The decision was handed down by a bench of Justices S Abdul Nazeer and Krishna Murari, who said, “self-acquired properties of a person, who died intestate in 1949, would devolve on his sole daughter, despite the man admittedly living in a joint family, and could not have passed on to the deceased person’s brother on the basis of the survivorship law in force prior to 1956 and upon his death to his children.”
Justice Murari, who wrote the decision, stated, “since the property in question was admittedly the self-acquired property of Marappa Gounder, despite the family being in state of jointness upon his death intestate, his sole surviving daughter Kupayee Ammal will inherit the same by inheritance and the property shall not devolve by survivorship.”
Justice Murari stated, referring to ancient scriptures and Smritis, “it is clear that ancient text as also the Smritis, the commentaries written by various renowned learned persons and even judicial pronouncements have recognized the rights of several female heirs, the wives and the daughter’s being the foremost of them." This might lead to conflicts regarding estates partitioned before 1956 in which the daughters were not awarded a portion, and the daughters' heirs may attempt to restore their rights to the assets.

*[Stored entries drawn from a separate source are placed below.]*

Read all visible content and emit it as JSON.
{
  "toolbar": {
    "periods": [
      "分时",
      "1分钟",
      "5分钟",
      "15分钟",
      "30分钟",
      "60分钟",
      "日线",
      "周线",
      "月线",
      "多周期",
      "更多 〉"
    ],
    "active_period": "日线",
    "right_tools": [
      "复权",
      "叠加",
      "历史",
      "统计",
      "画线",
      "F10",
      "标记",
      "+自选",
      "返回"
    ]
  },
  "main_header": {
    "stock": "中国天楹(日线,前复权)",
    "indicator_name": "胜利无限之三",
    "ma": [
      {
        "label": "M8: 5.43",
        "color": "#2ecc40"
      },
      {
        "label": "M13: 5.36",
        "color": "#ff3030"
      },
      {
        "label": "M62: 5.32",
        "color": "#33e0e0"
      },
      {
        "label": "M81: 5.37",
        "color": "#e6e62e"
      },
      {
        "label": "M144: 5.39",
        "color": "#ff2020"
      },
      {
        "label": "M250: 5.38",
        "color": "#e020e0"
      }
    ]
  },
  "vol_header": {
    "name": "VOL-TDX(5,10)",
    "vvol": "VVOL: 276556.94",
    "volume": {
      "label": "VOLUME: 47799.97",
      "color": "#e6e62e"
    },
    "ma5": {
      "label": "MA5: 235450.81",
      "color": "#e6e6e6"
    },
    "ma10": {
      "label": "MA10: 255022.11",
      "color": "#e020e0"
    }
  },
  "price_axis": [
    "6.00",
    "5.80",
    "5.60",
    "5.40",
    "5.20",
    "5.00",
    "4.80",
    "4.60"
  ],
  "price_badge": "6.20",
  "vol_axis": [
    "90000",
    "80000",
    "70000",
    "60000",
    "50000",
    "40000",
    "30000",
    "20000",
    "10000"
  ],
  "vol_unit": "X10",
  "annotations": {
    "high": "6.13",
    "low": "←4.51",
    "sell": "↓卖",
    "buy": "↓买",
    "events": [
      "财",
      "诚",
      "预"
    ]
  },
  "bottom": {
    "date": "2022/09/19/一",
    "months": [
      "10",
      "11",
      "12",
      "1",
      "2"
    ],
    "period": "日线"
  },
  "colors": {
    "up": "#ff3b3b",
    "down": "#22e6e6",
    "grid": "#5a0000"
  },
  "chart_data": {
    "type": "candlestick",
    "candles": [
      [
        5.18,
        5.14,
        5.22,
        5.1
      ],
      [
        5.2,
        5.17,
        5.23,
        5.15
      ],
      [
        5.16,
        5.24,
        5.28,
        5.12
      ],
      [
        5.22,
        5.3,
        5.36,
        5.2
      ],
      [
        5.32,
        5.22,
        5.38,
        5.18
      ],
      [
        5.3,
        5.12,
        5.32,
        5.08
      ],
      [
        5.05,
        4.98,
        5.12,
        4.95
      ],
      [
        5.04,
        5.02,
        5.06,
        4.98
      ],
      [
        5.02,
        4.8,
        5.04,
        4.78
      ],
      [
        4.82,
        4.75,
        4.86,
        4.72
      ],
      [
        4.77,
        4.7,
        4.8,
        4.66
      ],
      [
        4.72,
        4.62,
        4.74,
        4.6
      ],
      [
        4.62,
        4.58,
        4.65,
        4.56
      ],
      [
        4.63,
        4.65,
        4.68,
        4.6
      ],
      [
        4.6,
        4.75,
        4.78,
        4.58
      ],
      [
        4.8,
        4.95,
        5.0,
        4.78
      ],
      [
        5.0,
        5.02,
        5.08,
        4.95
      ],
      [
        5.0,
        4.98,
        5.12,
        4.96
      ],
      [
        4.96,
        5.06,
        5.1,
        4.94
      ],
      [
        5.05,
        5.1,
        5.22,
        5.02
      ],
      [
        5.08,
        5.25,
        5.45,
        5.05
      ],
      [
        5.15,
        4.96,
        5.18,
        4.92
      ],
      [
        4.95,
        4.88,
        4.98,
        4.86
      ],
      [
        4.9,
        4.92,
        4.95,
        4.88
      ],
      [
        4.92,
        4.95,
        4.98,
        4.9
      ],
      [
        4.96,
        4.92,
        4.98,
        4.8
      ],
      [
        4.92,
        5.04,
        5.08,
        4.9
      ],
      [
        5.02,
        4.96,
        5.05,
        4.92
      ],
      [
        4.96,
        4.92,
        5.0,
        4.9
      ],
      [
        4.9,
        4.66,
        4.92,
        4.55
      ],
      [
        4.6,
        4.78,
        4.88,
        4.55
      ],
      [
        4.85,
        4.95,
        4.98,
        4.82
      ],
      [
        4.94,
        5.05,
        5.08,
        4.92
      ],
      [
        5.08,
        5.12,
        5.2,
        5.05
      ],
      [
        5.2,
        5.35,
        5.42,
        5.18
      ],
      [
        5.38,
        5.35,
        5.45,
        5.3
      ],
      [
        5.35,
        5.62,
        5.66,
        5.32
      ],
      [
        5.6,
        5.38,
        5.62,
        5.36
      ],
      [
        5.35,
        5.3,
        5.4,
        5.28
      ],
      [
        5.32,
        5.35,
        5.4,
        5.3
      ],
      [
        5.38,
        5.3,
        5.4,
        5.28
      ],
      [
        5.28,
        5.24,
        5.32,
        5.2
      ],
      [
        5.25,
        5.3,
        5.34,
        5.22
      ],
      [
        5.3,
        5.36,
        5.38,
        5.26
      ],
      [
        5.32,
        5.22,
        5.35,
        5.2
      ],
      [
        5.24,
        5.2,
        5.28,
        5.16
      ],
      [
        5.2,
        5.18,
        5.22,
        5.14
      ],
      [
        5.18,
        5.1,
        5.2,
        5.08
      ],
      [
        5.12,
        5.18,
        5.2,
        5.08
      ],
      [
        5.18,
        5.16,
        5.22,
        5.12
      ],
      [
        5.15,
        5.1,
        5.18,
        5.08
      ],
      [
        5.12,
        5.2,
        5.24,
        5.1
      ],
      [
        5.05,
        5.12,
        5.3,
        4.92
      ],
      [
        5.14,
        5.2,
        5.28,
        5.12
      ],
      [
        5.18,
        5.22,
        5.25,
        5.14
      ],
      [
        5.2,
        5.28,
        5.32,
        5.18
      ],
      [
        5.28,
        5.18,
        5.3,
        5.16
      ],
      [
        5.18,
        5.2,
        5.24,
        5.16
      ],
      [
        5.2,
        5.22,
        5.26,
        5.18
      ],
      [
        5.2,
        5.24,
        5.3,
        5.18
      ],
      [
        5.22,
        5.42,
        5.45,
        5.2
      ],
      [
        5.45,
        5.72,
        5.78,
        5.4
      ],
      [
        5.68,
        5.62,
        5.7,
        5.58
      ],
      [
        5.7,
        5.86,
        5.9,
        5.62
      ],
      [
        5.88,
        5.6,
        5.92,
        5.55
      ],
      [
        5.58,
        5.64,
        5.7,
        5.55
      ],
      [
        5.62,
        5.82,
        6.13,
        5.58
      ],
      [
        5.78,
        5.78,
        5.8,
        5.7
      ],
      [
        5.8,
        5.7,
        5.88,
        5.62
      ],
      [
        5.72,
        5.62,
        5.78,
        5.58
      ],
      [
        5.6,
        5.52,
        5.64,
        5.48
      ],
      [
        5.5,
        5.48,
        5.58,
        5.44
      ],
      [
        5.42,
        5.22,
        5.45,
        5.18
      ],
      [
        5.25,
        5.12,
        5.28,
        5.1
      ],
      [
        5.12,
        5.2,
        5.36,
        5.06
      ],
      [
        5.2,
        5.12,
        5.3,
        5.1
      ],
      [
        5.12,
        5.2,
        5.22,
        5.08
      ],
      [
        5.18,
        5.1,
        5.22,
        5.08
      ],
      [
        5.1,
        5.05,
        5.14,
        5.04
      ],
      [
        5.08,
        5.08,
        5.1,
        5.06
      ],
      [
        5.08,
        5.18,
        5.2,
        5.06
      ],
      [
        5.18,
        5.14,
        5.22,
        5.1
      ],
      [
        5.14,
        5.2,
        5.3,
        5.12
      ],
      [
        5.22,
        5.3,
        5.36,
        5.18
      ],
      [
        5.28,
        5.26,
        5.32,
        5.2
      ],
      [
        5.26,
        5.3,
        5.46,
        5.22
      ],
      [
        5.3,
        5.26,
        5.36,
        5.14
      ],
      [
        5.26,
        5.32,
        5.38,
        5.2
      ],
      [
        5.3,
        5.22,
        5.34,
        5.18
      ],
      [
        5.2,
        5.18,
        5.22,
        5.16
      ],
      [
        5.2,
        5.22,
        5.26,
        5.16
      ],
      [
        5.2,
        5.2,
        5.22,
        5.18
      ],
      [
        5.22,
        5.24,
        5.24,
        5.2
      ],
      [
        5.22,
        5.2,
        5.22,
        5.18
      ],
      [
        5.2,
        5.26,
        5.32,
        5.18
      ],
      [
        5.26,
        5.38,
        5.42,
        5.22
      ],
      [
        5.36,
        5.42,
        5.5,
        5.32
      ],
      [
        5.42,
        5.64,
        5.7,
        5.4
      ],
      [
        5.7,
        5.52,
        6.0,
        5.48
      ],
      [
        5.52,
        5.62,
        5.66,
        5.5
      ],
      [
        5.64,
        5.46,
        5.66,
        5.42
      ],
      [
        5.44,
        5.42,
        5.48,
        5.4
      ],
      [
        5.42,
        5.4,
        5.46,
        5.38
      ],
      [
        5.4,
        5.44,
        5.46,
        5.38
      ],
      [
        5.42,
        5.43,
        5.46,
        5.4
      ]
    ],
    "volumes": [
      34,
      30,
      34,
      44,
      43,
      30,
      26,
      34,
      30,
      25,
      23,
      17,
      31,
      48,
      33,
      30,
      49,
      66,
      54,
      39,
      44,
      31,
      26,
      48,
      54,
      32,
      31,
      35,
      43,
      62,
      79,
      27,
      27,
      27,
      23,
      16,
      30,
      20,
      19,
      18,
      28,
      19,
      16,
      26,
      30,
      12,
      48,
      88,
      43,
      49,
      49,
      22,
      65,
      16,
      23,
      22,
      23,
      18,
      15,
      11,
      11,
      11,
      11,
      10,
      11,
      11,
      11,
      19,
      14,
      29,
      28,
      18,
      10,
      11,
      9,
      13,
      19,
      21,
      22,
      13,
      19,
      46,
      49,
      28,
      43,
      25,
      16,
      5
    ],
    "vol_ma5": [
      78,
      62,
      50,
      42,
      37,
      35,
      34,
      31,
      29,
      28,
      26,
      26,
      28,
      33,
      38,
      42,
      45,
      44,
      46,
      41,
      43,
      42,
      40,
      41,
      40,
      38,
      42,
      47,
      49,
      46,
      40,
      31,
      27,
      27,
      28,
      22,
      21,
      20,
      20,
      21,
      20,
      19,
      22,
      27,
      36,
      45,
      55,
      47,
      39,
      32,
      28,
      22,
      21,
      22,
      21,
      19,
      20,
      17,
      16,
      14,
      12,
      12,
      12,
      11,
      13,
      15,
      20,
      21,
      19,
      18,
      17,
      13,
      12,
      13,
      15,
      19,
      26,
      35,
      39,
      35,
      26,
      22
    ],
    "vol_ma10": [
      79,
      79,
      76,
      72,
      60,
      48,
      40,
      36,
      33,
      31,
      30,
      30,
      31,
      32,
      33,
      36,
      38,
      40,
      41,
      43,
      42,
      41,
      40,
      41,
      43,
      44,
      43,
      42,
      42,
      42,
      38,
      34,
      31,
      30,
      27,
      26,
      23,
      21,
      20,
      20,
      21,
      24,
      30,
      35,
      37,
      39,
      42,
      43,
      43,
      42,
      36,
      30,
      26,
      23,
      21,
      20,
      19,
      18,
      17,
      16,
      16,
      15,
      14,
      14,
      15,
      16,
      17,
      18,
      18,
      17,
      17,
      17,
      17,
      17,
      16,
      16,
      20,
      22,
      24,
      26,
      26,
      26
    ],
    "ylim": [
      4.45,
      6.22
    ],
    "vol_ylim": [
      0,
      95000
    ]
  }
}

The bench accepted the arguments of advocate P V Yogeswaran, counsel for the lady petitioner, and stated that the daughter's right would be included in the succession of assets prior to 1956. He said, “if a property of a male Hindu dying intestate is a self-acquired property or obtained in partition of a coparcenary or a family property, the same would devolve by inheritance and not by survivorship, and a daughter of such a male Hindu would be entitled to inherit such property in preference to other collaterals.”
It stated, “The rights of women in the family to maintenance were in every case very substantial rights and on whole, it would seem that some of the commentators erred in drawing adverse inferences from the vague references to women’s succession in the earlier Smritis. The views of the Mitakshara on the matter are unmistakable.”
According to the 1956 Act, the bench said, “if a female Hindu dies intestate without leaving any issue, then the property inherited by her from her father or mother would go to the heirs of her father whereas the property inherited from her husband or father-in-law would go to the heirs of the husband.”
From the codification of Hindu laws in 1956, the Supreme Court declared in August 2020 that females will have the same inheritance rights as sons in the possessions of their dads, grandfathers, and great-grandfathers.